Incident retro - Images search down

Incident from: 2023-06-26

Incident until: 2023-06-26

Retro held: 2023-06-27

Timeline

See https://wellcome.slack.com/archives/C01FBFSDLUA/p1686565392141259

26 June 2023

17.07 AG mmmh there doesn't seem to be much in the indexes I'm going to scale down for the night and look at it tomorrow

Incident actually starts here, when AG runs terraform to scale down the services tasked with ingesting and indexing the catalogue into the newly created pipeline-2023-06-26 (so as not to pay for the extra resources overnight since full reindex would only be run 27 june)

However, running the command without targeting the specific pipeline-2023-06-26 applied some config to the live pipeline-2023-06-09 that was only intended for the pipeline-2023-06-26, rendering the index basically “unqueryable”
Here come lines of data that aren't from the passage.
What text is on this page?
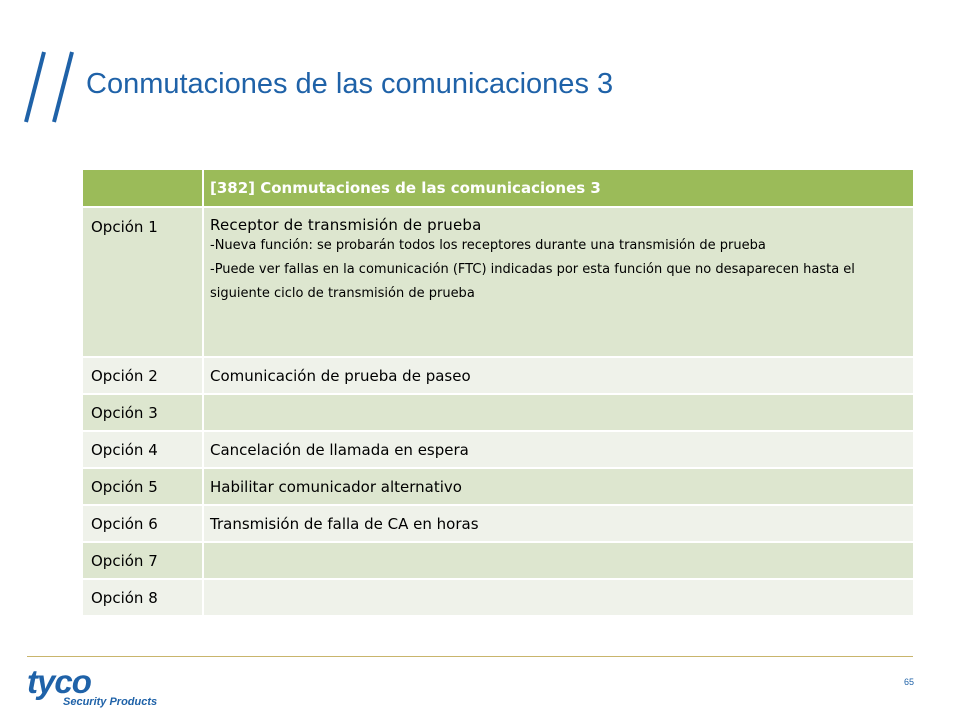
Conmutaciones de las comunicaciones 3
	[382] Conmutaciones de las comunicaciones 3
Opción 1	Receptor de transmisión de prueba
-Nueva función: se probarán todos los receptores durante una transmisión de prueba
-Puede ver fallas en la comunicación (FTC) indicadas por esta función que no desaparecen hasta el siguiente ciclo de transmisión de prueba

Opción 2	Comunicación de prueba de paseo
Opción 3	
Opción 4	Cancelación de llamada en espera
Opción 5	Habilitar comunicador alternativo
Opción 6	Transmisión de falla de CA en horas
Opción 7	
Opción 8	
tyco
Security Products
65
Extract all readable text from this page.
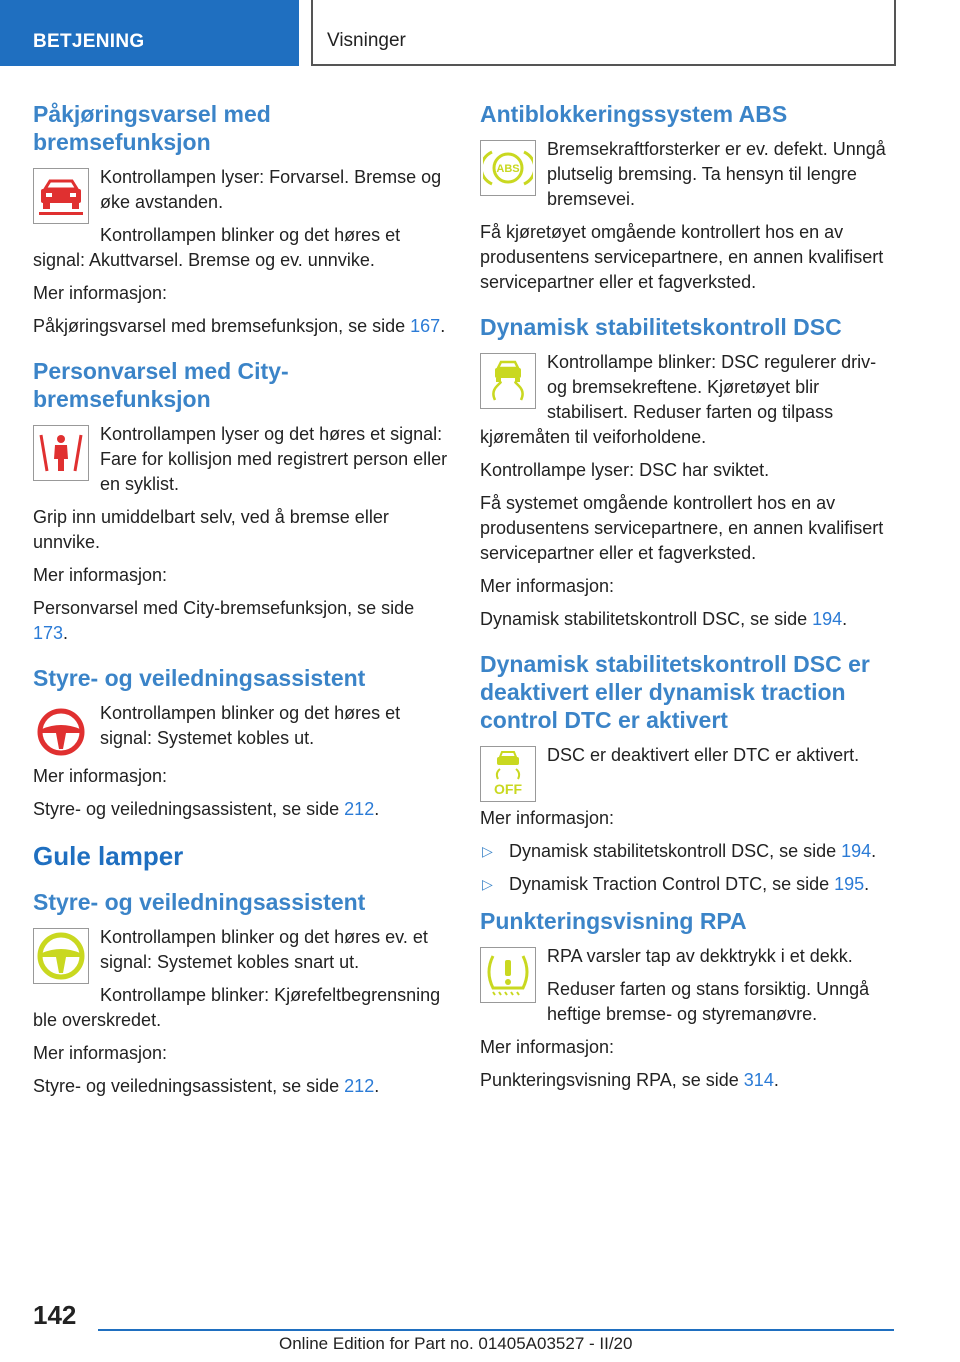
BETJENING	Visninger
Påkjøringsvarsel med bremsefunksjon

Kontrollampen lyser: Forvarsel. Bremse og øke avstanden.

Kontrollampen blinker og det høres et signal: Akuttvarsel. Bremse og ev. unnvike.

Mer informasjon:

Påkjøringsvarsel med bremsefunksjon, se side 167.

Personvarsel med City-bremsefunksjon

Kontrollampen lyser og det høres et signal: Fare for kollisjon med registrert person eller en syklist.

Grip inn umiddelbart selv, ved å bremse eller unnvike.

Mer informasjon:

Personvarsel med City-bremsefunksjon, se side 173.

Styre- og veiledningsassistent

Kontrollampen blinker og det høres et signal: Systemet kobles ut.

Mer informasjon:

Styre- og veiledningsassistent, se side 212.

Gule lamper
Styre- og veiledningsassistent

Kontrollampen blinker og det høres ev. et signal: Systemet kobles snart ut.

Kontrollampe blinker: Kjørefeltbegrensning ble overskredet.

Mer informasjon:

Styre- og veiledningsassistent, se side 212.

Antiblokkeringssystem ABS
ABS

Bremsekraftforsterker er ev. defekt. Unngå plutselig bremsing. Ta hensyn til lengre bremsevei.

Få kjøretøyet omgående kontrollert hos en av produsentens servicepartnere, en annen kvalifisert servicepartner eller et fagverksted.

Dynamisk stabilitetskontroll DSC

Kontrollampe blinker: DSC regulerer driv- og bremsekreftene. Kjøretøyet blir stabilisert. Reduser farten og tilpass kjøremåten til veiforholdene.

Kontrollampe lyser: DSC har sviktet.

Få systemet omgående kontrollert hos en av produsentens servicepartnere, en annen kvalifisert servicepartner eller et fagverksted.

Mer informasjon:

Dynamisk stabilitetskontroll DSC, se side 194.

Dynamisk stabilitetskontroll DSC er deaktivert eller dynamisk traction control DTC er aktivert
OFF

DSC er deaktivert eller DTC er aktivert.

Mer informasjon:

▷ Dynamisk stabilitetskontroll DSC, se side 194.
▷ Dynamisk Traction Control DTC, se side 195.
Punkteringsvisning RPA

RPA varsler tap av dekktrykk i et dekk.

Reduser farten og stans forsiktig. Unngå heftige bremse- og styremanøvre.

Mer informasjon:

Punkteringsvisning RPA, se side 314.

142
Online Edition for Part no. 01405A03527 - II/20
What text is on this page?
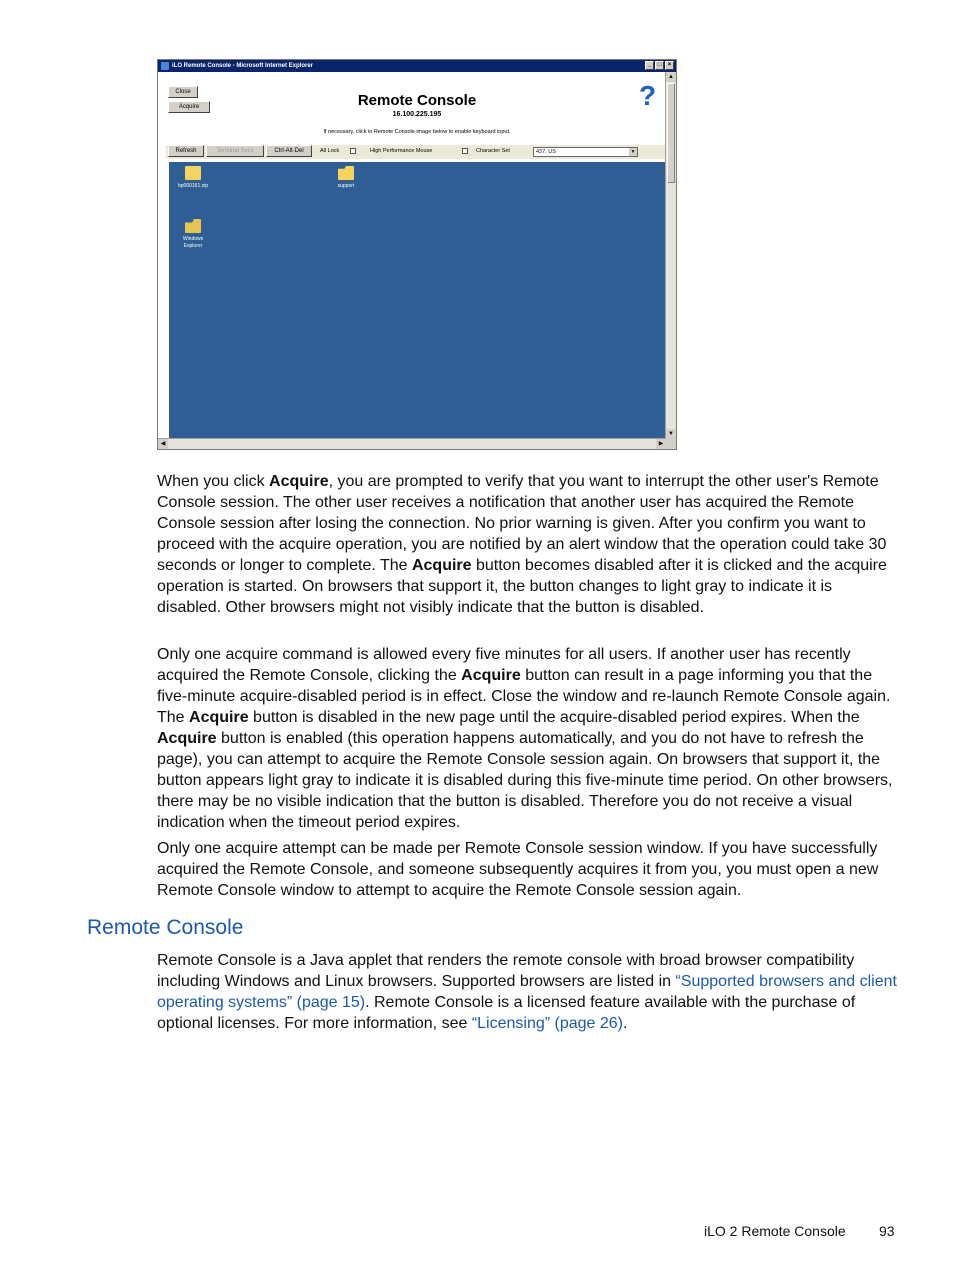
iLO Remote Console - Microsoft Internet Explorer	_	□	×
Close
Acquire	Remote Console
16.100.225.195
If necessary, click in Remote Console image below to enable keyboard input.
?
Refresh	Terminal Svcs	Ctrl-Alt-Del	All Lock	High Performance Mouse	Character Set	437, US	▼
bp000161.zip	support
Windows Explorer
▲
▼
◀	▶

When you click Acquire, you are prompted to verify that you want to interrupt the other user's Remote Console session. The other user receives a notification that another user has acquired the Remote Console session after losing the connection. No prior warning is given. After you confirm you want to proceed with the acquire operation, you are notified by an alert window that the operation could take 30 seconds or longer to complete. The Acquire button becomes disabled after it is clicked and the acquire operation is started. On browsers that support it, the button changes to light gray to indicate it is disabled. Other browsers might not visibly indicate that the button is disabled.

Only one acquire command is allowed every five minutes for all users. If another user has recently acquired the Remote Console, clicking the Acquire button can result in a page informing you that the five-minute acquire-disabled period is in effect. Close the window and re-launch Remote Console again. The Acquire button is disabled in the new page until the acquire-disabled period expires. When the Acquire button is enabled (this operation happens automatically, and you do not have to refresh the page), you can attempt to acquire the Remote Console session again. On browsers that support it, the button appears light gray to indicate it is disabled during this five-minute time period. On other browsers, there may be no visible indication that the button is disabled. Therefore you do not receive a visual indication when the timeout period expires.

Only one acquire attempt can be made per Remote Console session window. If you have successfully acquired the Remote Console, and someone subsequently acquires it from you, you must open a new Remote Console window to attempt to acquire the Remote Console session again.

Remote Console

Remote Console is a Java applet that renders the remote console with broad browser compatibility including Windows and Linux browsers. Supported browsers are listed in “Supported browsers and client operating systems” (page 15). Remote Console is a licensed feature available with the purchase of optional licenses. For more information, see “Licensing” (page 26).

iLO 2 Remote Console 93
AG [colour vectors] Perform reindex (actually catalogue-pipeline) #664

17.23 Updown down alerts for API: Images: Image

See https://wellcome.slack.com/archives/CQ720BG02/p1687796574334019 Realising the index mapping is wrong for pipeline-2023-06-09 AG runs terraform cmd to put it back the way it should be

17.55 AG Image search is down at the moment because of some tangle I got myself into

17.57 JP OK - it looks like (guessing) when Terraform is asked to do a non-additive mapping change it destroys and recreates the index As a GET images-indexed-2023-06-09/_count is giving me 39 images Obviously that’s not ideal However I think the number in images-augmented looks correct

18.05 JP ran the reingest for display script that only ingested the 39 documents that were in the API index.

18.09 JP started ingesting all the documents from the previous stage of the images pipeline

18.39 Up API: Images: Image

19.25 Up Experience: Works: Images (origin) Experience: Works: Images (cached)

20.30 reingestion completed

Analysis of causes

  • (PB) When I wrote the new way of creating indices, I didn’t sufficiently poka-yoke [mistake-proof] it. There wasn’t a safeguard against destroy-and-replace on existing indices.

  • (PB) pipeline/terraform/modules/pipeline_indices/main.tf has the config dates in it.

  • Terraform plan output is too long to be comprehensible

Actions

Paul

  • pipeline/terraform/modules/pipeline_indices/main.tf config dates are hard coded but should be a variable #2394

  • Investigate prevent destroy for the indexes

Alex/Jamie

  • RFC for having separate stacks per pipeline #2393

Last updated